To state the obvious, the virus is likely to have a truly devastating impact in many dense and hyper-unequal cities in Asia, sub-Saharan Africa and Latin America, where much employment is informal; social distancing is impossible; governments’ already limited fiscal capacity will be further weakened by capital flight; and health systems can muster only a fraction of the resources available in high-income countries, where many health systems like the UK’s are already stressed to the breaking point. It is not far-fetched to envision declines in life expectancy comparable to those that occurred in some countries during the first years of the HIV pandemic in sub-Saharan Africa. And most Sustainable Development Goals are now just a fond memory of better times.
The pandemic has also revealed the economic and human costs of today’s market fundamentalist model of vaccine development, which paediatrician and infectious disease specialist Peter Hotez has described as a “broken ecosystem”. In a long piece in The Guardian from which that quotation is taken, he indicates that he might have a Covid-19 vaccine to offer today, based on earlier research on SARS (another coronavirus) had he been able to find funding for a clinical trial during the last decade. Quite apart from the human benefits, literally trillions of dollars could have been saved. At this writing, the non-profit Coalition for Epidemic Preparedness Innovations (CEPI), which was established to overcome some of these problems, was urgently calling for US $2 billion (roughly equivalent to one day’s military spending in the United States) to continue its work on Covid-19 vaccine development. However, scale-up and commercialization will remain reliant on considerations of profitability, which is far from reassuring although over the short term demand would seem assured and supply capacity may be a primary concern.

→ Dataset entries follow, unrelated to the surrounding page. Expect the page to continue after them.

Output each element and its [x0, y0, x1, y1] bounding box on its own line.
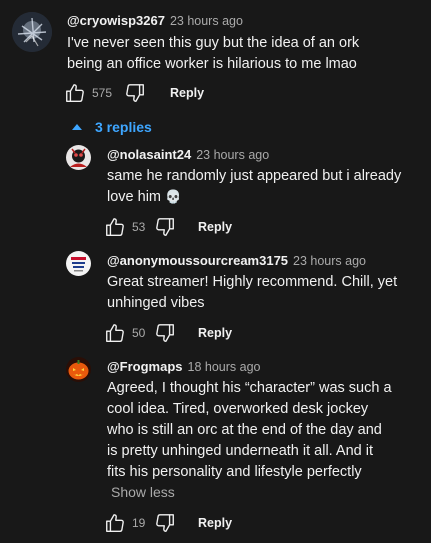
like-count: 50	[132, 326, 146, 340]
author-handle[interactable]: @cryowisp3267	[67, 13, 165, 28]
avatar-cryowisp[interactable]	[12, 12, 52, 52]
dislike-icon[interactable]	[154, 322, 176, 344]
dislike-icon[interactable]	[124, 82, 146, 104]
comment-actions: 575 Reply	[64, 82, 204, 104]
author-handle[interactable]: @nolasaint24	[107, 147, 191, 162]
like-icon[interactable]	[104, 322, 126, 344]
like-icon[interactable]	[104, 216, 126, 238]
timestamp[interactable]: 23 hours ago	[293, 254, 366, 268]
reply-text: Agreed, I thought his “character” was su…	[107, 380, 392, 480]
timestamp[interactable]: 23 hours ago	[196, 148, 269, 162]
avatar-frogmaps[interactable]	[66, 357, 91, 382]
reply-text-body: same he randomly just appeared but i alr…	[107, 168, 402, 205]
comment-text: I've never seen this guy but the idea of…	[67, 35, 360, 72]
reply-text: Great streamer! Highly recommend. Chill,…	[107, 274, 398, 311]
reply-actions: 53 Reply	[104, 216, 232, 238]
like-count: 575	[92, 86, 113, 100]
avatar-nolasaint[interactable]	[66, 145, 91, 170]
like-count: 19	[132, 516, 146, 530]
dislike-icon[interactable]	[154, 512, 176, 534]
author-handle[interactable]: @Frogmaps	[107, 359, 183, 374]
show-less-button[interactable]: Show less	[111, 484, 175, 500]
skull-emoji: 💀	[165, 190, 182, 205]
replies-toggle-button[interactable]: 3 replies	[72, 117, 152, 137]
reply-text: same he randomly just appeared but i alr…	[107, 166, 407, 208]
reply-meta: @Frogmaps 18 hours ago	[107, 358, 261, 376]
reply-meta: @anonymoussourcream3175 23 hours ago	[107, 252, 366, 270]
chevron-up-icon	[72, 124, 82, 130]
reply-actions: 19 Reply	[104, 512, 232, 534]
like-icon[interactable]	[104, 512, 126, 534]
reply-button[interactable]: Reply	[198, 220, 232, 234]
author-handle[interactable]: @anonymoussourcream3175	[107, 253, 288, 268]
reply-actions: 50 Reply	[104, 322, 232, 344]
reply-button[interactable]: Reply	[198, 516, 232, 530]
replies-toggle-label: 3 replies	[95, 119, 152, 135]
like-count: 53	[132, 220, 146, 234]
timestamp[interactable]: 18 hours ago	[188, 360, 261, 374]
dislike-icon[interactable]	[154, 216, 176, 238]
reply-button[interactable]: Reply	[198, 326, 232, 340]
avatar-anonymoussourcream[interactable]	[66, 251, 91, 276]
like-icon[interactable]	[64, 82, 86, 104]
reply-meta: @nolasaint24 23 hours ago	[107, 146, 269, 164]
reply-button[interactable]: Reply	[170, 86, 204, 100]
timestamp[interactable]: 23 hours ago	[170, 14, 243, 28]
comment-meta: @cryowisp3267 23 hours ago	[67, 12, 243, 30]
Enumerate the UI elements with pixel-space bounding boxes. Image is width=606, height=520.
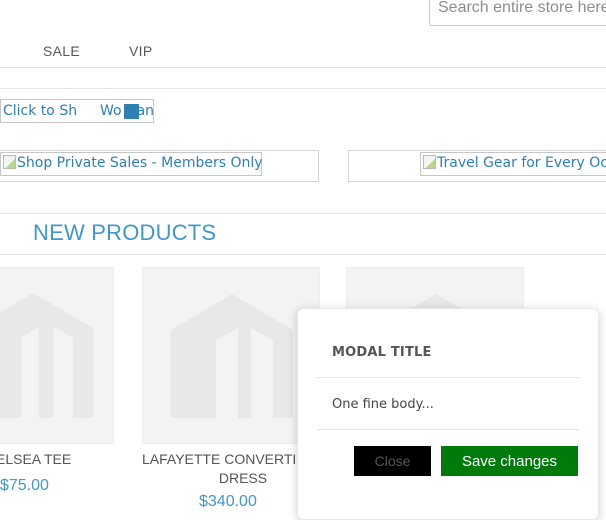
section-divider-top xyxy=(0,213,606,214)
banner-private-sales-image[interactable]: Shop Private Sales - Members Only xyxy=(0,152,263,176)
product-image[interactable] xyxy=(142,267,320,444)
product-price: $340.00 xyxy=(199,493,257,510)
logo-placeholder-icon xyxy=(171,294,293,418)
product-image[interactable] xyxy=(0,267,114,444)
nav-item-sale[interactable]: SALE xyxy=(43,43,80,59)
promo-link-small[interactable]: Click to Sh Wo an xyxy=(0,99,154,123)
banner-alt-text: Shop Private Sales - Members Only xyxy=(17,155,263,171)
promo-text-left: Click to Sh xyxy=(3,103,78,119)
nav-divider xyxy=(0,67,606,68)
section-divider-bottom xyxy=(0,254,606,255)
search-input[interactable]: Search entire store here... xyxy=(429,0,606,26)
modal-body: One fine body... xyxy=(332,397,434,412)
close-button[interactable]: Close xyxy=(354,446,431,476)
broken-image-icon xyxy=(423,155,436,169)
product-price: $75.00 xyxy=(0,477,49,494)
modal-footer-divider xyxy=(317,429,579,430)
nav-divider-lower xyxy=(0,88,606,89)
banner-travel-gear[interactable]: Travel Gear for Every Oc xyxy=(348,150,606,182)
logo-placeholder-icon xyxy=(0,293,93,418)
modal-title: MODAL TITLE xyxy=(332,345,432,360)
modal-dialog: MODAL TITLE One fine body... Close Save … xyxy=(297,308,599,520)
section-title: NEW PRODUCTS xyxy=(33,220,217,245)
save-changes-button[interactable]: Save changes xyxy=(441,446,578,476)
modal-header-divider xyxy=(317,377,579,378)
banner-alt-text: Travel Gear for Every Oc xyxy=(437,155,606,171)
broken-image-icon xyxy=(3,155,16,169)
cursor-block xyxy=(124,104,139,119)
nav-item-vip[interactable]: VIP xyxy=(129,43,152,59)
product-name[interactable]: LAFAYETTE CONVERTIB xyxy=(142,450,320,469)
banner-private-sales[interactable]: Shop Private Sales - Members Only xyxy=(0,150,319,182)
banner-travel-gear-image[interactable]: Travel Gear for Every Oc xyxy=(420,152,606,176)
product-name[interactable]: ELSEA TEE xyxy=(0,450,76,469)
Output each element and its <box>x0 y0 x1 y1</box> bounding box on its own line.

We do not know what post-pandemic worlds will look like. A key consequence of the last decades of globalization has been an increase in inequality in most societies, rich and poor alike. In The Great Leveler, his magisterial examination of economic inequality over la longue durée, historian Walter Scheidel argues that inequalities within societies have narrowed substantially only after four kinds of disruptions: mass-mobilization wars, transformative revolutions, state collapse, and major plagues. Covid-19 is certainly a major plague, and its social and economic impacts are emerging as similar to those of mass-mobilization wars in many countries. Conversely, it is possible to imagine a ratcheting-up of inequality, as often happens after financial crises. Economists also cannot predict the extent to which economies will bounce back relatively quickly, as opposed to experiencing prolonged periods of stagnation; the interconnectedness of economies of course complicates the picture, though strong incentives may exist for unwinding some of those interconnections, like the UK’s reliance on imports for half its food supply. A critical question, as well, is whether preparedness for future pandemics will secure the place on national and global policy agendas (and the financing!) that it has long deserved. On this point, against the background of recent events and in the current context of disdain for science in many countries most capable of supporting it, optimism is difficult to sustain.